The dialogue on buildings and energy is quickly shifting. Not that many years ago the focus was on the push for more efficient equipment—an HVAC unit with a higher SEER. Then came the recognition that such progress had both practical limits and limits written into the laws of physics. Attention began to shift to systems thinking—how to leverage efficiency from the purposeful integration of systems and subsystems, which soon meant all the systems and subsystems of the building. Not everywhere, but certainly on the frontier, thinking about energy and buildings became increasingly holistic.
Holistically conceived buildings opened the prospect of integrated communities of buildings, and then of such communities integrated with the grid—and with microgrids opened new ways to imagine power generation, the building-grid interface, and grid load management. Holistic buildings also pointed to new ideas about the role of design, the importance of the building envelope, and new roles for controls in overall building-energy strategy.
However, a remaining gap in the marketplace existed—between what was possible and what was likely to be done, between life-cycle costing and the first-cost buying that predominated, between the science of buildings and the practice of energy efficiency. The national and international dialogues had their ups and downs, and some remarkable buildings appeared. But market transformation still seemed well over the horizon.
That is changing. We saw it at our EnVisioneering Symposium on resilience last year. Cities are starting to act on both resilience and energy efficiency. And even more is happening now.
One item especially stands out. At the heart of the shift that is needed is a shift in focus from prescription to performance. We need not to tell builders what to build, but rather how what they build needs to perform. And that means we need to know how buildings are performing. But with a few pretty limited exceptions, we did not know. And we could not expect to know. Because building performance was not transparent. The key data was confidential, and not all that much data was being gathered.
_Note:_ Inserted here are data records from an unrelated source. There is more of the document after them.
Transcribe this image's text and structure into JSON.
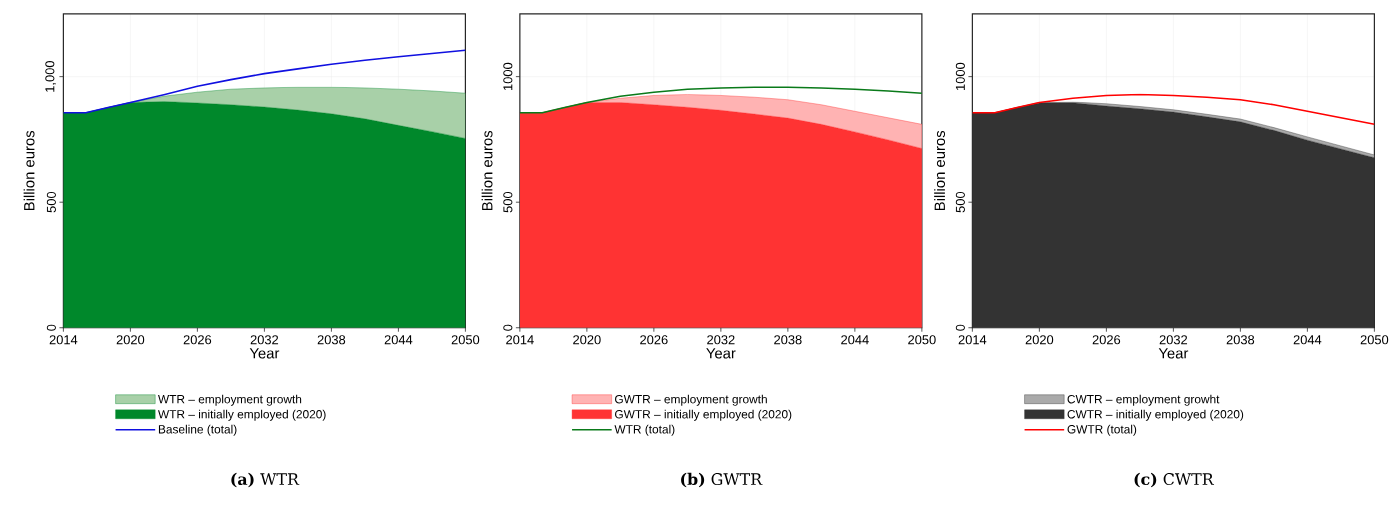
{
  "chart_data": [
    {
      "type": "area",
      "title": "**(a)** WTR",
      "xlabel": "Year",
      "ylabel": "Billion euros",
      "stacked": true,
      "grid": true,
      "legend": "bottom",
      "x": [
        2014,
        2016,
        2018,
        2020,
        2023,
        2026,
        2029,
        2032,
        2035,
        2038,
        2041,
        2044,
        2047,
        2050
      ],
      "xlim": [
        2014,
        2050
      ],
      "xticks": [
        2014,
        2020,
        2026,
        2032,
        2038,
        2044,
        2050
      ],
      "ylim": [
        0,
        1250
      ],
      "yticks": [
        0,
        500,
        {
          "value": 1000,
          "label": "1,000"
        }
      ],
      "series": [
        {
          "name": "WTR – initially employed (2020)",
          "color": "#00882b",
          "values": [
            856,
            856,
            877,
            897,
            901,
            895,
            888,
            879,
            867,
            852,
            832,
            806,
            781,
            754
          ]
        },
        {
          "name": "WTR – employment growth",
          "color": "#a8d0a8",
          "values": [
            0,
            0,
            0,
            0,
            21,
            43,
            62,
            76,
            91,
            106,
            123,
            144,
            162,
            180
          ]
        },
        {
          "name": "Baseline (total)",
          "type": "line",
          "color": "#1010e0",
          "values": [
            856,
            856,
            877,
            897,
            928,
            962,
            988,
            1012,
            1031,
            1049,
            1065,
            1079,
            1092,
            1105
          ]
        }
      ]
    },
    {
      "type": "area",
      "title": "**(b)** GWTR",
      "xlabel": "Year",
      "ylabel": "Billion euros",
      "stacked": true,
      "grid": true,
      "legend": "bottom",
      "x": [
        2014,
        2016,
        2018,
        2020,
        2023,
        2026,
        2029,
        2032,
        2035,
        2038,
        2041,
        2044,
        2047,
        2050
      ],
      "xlim": [
        2014,
        2050
      ],
      "xticks": [
        2014,
        2020,
        2026,
        2032,
        2038,
        2044,
        2050
      ],
      "ylim": [
        0,
        1250
      ],
      "yticks": [
        0,
        500,
        1000
      ],
      "series": [
        {
          "name": "GWTR – initially employed (2020)",
          "color": "#ff3333",
          "values": [
            856,
            856,
            877,
            897,
            897,
            888,
            878,
            866,
            851,
            835,
            810,
            780,
            748,
            714
          ]
        },
        {
          "name": "GWTR – employment growth",
          "color": "#ffb3b3",
          "values": [
            0,
            0,
            0,
            0,
            17,
            37,
            51,
            59,
            67,
            73,
            78,
            82,
            88,
            96
          ]
        },
        {
          "name": "WTR (total)",
          "type": "line",
          "color": "#0a7a1a",
          "values": [
            856,
            856,
            877,
            897,
            922,
            938,
            950,
            955,
            958,
            958,
            955,
            950,
            943,
            934
          ]
        }
      ]
    },
    {
      "type": "area",
      "title": "**(c)** CWTR",
      "xlabel": "Year",
      "ylabel": "Billion euros",
      "stacked": true,
      "grid": true,
      "legend": "bottom",
      "x": [
        2014,
        2016,
        2018,
        2020,
        2023,
        2026,
        2029,
        2032,
        2035,
        2038,
        2041,
        2044,
        2047,
        2050
      ],
      "xlim": [
        2014,
        2050
      ],
      "xticks": [
        2014,
        2020,
        2026,
        2032,
        2038,
        2044,
        2050
      ],
      "ylim": [
        0,
        1250
      ],
      "yticks": [
        0,
        500,
        1000
      ],
      "series": [
        {
          "name": "CWTR – initially employed (2020)",
          "color": "#333333",
          "values": [
            856,
            856,
            877,
            895,
            896,
            883,
            872,
            859,
            840,
            820,
            786,
            747,
            712,
            677
          ]
        },
        {
          "name": "CWTR – employment growht",
          "color": "#aaaaaa",
          "values": [
            0,
            0,
            0,
            2,
            3,
            9,
            9,
            9,
            10,
            11,
            11,
            13,
            12,
            11
          ]
        },
        {
          "name": "GWTR (total)",
          "type": "line",
          "color": "#ff0000",
          "values": [
            856,
            856,
            877,
            897,
            914,
            925,
            929,
            925,
            918,
            908,
            888,
            862,
            836,
            810
          ]
        }
      ]
    }
  ]
}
Generally speaking, buildings were a black box.
That box now appears to be opening. It is being opened by cities that are making, or moving to make, firm commitments to cutting carbon emissions and to providing a genuinely resilience infrastructure. Their determination to make a basic change in the way buildings perform—to be dramatically more efficient and resilient—is creating the conditions for transformation. Opportunities are becoming actionable. We can make what is possible a reality.
But that action will come through building retrofits. The American building stock as a whole turns over at a rate of 1% per year. Transformation that takes a century to complete is not transformation. Its evolution—and it’s not what we need. That means the existing building stock needs to be retrofitted for efficiency and resilience, and those retrofits need to be deep. There are many obstacles to deep retrofits. They may well add up to the last hard nut to crack. But it has to be cracked.